Pour ma part, j’avais acheté Suicide d’Edouard Levé il y a peut-être cinq ou six ans, et j’en repoussais toujours la lecture, redoutant justement un récit très noir, un désespoir qui s’étalerait dans toute sa crudité, la sincérité d’un homme qui n’a plus rien à perdre. Du même auteur, j’avais cependant déjà lu Autoportrait, qui date me semble-t-il de 2004, et que j’avais plutôt apprécié, et dont je m’étais dit qu’il était peu enclin aux épanchements et qu’il savait trouver un ton original pour aborder les sujets intimes, voire risqués.
J’ai donc finalement profité de mes dernières vacances pour lire ce livre, entre une promenade en bord de mer et un verre en terrasse, ayant envie d’affronter ce sujet morbide avec toute l’ouverture et la détente nécessaires.

Que vous dirai-je de cette lecture ?
– Que le livre est court et vite lu.
– Qu’il prend pour prétexte le suicide d’un de ses amis quelques vingt ans plus tôt pour dresser en creux son propre portrait, ce dont on peut se rendre compte facilement car on retrouve dans Suicide de grandes ressemblances avec Autoportrait, certains passages quasiment identiques.
– Que le style est plutôt froid, dédramatisé, avec une mise à distance de toute sorte de sentiments, comme si l’auteur voulait se cacher derrière une façade lisse et acceptable.
– Que les idées sont intelligentes et brillantes, subtilement formulées, l’auteur mettant le doigt sur les étrangetés et bizarreries de l’existence, avec une acuité qui emporte je crois l’adhésion du lecteur.
– Qu’on sent, surtout dans les premières pages du livre, une véritable fascination de l’auteur pour le suicide, pour l’image que les vivants ont des suicidés, davantage que pour la mort proprement dite, ce qui crée un effet très dérangeant, que je ne crois pas avoir déjà ressenti par rapport à d’autres livres.
– Que ce livre ne répond pas du tout aux grandes questions existentielles (par exemple « Pourquoi mourir ? » ou « Qu’est-ce qui peut justifier un tel acte ? ») qui, précisément, auraient pu m’intéresser, mais peut-être s’agit-il de questions trop épineuses, voire insolubles.
– Que ce livre se termine par une suite de tercets qui, malgré leur forme et leur caractère poétiques, se révèlent un peu systématiques et lassants et me paraissent finalement moins poétiques que toutes les pages qui précèdent.

Voici un extrait :

Ta vie fut une hypothèse.
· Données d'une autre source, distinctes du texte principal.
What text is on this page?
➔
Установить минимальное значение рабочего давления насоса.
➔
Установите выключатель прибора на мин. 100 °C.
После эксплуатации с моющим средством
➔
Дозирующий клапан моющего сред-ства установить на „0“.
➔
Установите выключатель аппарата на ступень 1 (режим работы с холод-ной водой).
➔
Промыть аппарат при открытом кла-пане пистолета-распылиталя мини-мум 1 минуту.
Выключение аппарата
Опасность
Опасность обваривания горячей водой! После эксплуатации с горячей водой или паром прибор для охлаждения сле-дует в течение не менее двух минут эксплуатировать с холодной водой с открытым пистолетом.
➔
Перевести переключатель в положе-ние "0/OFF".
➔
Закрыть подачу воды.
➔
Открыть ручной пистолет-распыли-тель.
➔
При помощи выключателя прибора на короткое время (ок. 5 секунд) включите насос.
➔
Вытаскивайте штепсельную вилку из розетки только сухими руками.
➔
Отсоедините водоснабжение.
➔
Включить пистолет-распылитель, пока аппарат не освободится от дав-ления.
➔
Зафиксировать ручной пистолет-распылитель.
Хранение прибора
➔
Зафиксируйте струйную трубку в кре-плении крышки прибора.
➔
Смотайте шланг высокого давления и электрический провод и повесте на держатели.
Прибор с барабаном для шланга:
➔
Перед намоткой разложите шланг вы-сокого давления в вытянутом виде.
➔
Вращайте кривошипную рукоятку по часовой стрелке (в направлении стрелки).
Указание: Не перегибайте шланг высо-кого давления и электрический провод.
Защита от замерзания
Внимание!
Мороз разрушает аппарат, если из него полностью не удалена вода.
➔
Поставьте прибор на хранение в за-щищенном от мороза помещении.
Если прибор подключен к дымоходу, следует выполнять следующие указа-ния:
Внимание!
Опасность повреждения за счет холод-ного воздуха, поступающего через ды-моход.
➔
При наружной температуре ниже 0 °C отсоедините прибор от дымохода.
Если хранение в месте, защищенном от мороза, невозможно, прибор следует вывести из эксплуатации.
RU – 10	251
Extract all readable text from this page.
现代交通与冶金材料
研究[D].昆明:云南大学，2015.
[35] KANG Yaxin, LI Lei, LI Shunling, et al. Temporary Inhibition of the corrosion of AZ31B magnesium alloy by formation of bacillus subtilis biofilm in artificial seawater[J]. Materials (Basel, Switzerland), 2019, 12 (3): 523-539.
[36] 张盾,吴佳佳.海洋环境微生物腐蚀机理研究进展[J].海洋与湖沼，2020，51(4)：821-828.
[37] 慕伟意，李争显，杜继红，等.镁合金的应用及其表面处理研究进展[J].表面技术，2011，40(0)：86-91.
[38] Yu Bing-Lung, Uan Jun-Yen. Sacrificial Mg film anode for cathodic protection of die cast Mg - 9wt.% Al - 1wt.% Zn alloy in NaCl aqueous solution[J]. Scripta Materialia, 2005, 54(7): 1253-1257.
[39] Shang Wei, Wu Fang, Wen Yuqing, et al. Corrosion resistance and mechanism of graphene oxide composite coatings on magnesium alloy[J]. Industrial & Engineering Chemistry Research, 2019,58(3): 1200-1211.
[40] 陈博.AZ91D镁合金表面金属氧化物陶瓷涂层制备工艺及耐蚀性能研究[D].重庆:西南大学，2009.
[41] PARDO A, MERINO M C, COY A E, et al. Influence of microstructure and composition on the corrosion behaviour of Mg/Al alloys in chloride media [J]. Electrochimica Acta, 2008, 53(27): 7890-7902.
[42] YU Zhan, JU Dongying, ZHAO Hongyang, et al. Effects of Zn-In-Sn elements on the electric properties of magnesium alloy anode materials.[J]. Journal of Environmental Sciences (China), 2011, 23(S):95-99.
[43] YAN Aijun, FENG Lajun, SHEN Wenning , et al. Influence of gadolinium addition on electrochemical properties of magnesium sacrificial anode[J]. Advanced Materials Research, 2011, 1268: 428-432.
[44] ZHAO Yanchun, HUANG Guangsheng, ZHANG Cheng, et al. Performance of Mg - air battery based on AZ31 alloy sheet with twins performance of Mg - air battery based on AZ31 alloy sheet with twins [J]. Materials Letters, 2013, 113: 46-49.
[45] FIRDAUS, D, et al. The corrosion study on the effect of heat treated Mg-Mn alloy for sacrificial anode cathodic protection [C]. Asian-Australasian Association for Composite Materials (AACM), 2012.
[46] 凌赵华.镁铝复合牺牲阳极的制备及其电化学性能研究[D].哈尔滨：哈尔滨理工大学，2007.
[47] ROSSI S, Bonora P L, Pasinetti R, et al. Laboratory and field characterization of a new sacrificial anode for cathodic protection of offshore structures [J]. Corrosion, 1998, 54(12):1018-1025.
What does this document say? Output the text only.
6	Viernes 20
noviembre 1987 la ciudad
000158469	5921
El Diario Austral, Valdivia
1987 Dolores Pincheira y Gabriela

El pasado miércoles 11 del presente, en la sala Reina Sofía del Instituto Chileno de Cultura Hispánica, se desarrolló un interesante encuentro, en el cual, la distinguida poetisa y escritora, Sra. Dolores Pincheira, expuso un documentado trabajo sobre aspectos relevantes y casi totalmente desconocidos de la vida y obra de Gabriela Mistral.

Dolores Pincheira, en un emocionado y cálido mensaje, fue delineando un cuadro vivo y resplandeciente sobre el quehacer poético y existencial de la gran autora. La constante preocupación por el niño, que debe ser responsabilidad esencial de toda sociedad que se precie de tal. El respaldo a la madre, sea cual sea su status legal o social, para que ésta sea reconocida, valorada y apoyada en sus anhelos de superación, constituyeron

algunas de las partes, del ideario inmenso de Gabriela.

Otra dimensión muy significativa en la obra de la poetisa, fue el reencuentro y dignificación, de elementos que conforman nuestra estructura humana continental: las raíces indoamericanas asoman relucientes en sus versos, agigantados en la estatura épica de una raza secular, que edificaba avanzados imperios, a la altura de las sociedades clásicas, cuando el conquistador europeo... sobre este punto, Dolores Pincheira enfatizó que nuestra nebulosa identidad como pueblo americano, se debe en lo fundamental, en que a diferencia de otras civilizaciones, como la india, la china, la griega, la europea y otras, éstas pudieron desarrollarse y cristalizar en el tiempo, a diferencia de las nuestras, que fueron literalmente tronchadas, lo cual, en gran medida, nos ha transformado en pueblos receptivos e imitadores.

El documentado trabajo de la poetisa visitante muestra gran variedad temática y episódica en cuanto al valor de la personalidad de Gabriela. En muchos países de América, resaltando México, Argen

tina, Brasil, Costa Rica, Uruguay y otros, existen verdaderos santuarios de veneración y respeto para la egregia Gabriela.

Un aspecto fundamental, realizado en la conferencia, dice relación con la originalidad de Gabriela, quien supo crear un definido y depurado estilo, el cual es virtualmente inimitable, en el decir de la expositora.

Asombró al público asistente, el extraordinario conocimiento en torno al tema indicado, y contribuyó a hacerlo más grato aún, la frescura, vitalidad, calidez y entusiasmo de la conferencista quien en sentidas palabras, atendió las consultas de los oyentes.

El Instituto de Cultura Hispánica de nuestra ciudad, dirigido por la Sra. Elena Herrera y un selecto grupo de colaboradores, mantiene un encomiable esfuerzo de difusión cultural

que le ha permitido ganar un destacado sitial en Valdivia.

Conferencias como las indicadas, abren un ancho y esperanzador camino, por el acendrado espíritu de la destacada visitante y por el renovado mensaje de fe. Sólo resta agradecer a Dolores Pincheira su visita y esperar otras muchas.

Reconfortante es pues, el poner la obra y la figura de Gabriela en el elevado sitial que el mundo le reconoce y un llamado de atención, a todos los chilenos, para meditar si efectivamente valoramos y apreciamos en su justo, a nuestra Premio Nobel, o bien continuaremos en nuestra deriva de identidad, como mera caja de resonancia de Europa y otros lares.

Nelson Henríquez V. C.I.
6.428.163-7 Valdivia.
Ceux qui meurent vieux sont un bloc de passé. On pense à eux, et apparaît ce qu’ils furent. On pense à toi, et apparaît ce que tu aurais pu être. Tu fus et tu resteras un bloc de possibilités.
Ton suicide fut la parole la plus importante de ta vie, mais tu n’en cueilleras pas les fruits.
Es-tu mort puisque je te parle ?
Si tu vivais encore, serions-nous amis ? Je fus plus lié à d’autres garçons. Mais le temps m’a séparé d’eux sans que je m’en aperçoive. Il suffirait d’un coup de téléphone pour renouer. Aucun de nous ne risque la désillusion des retrouvailles.
Ton silence est devenu une éloquence. Mais eux, qui peuvent encore parler, ils restent silencieux. Je ne repense plus à eux, dont je fus si proche. Mais toi, autrefois lointain, distant et ténébreux, tu rayonnes à présent près de moi. (…)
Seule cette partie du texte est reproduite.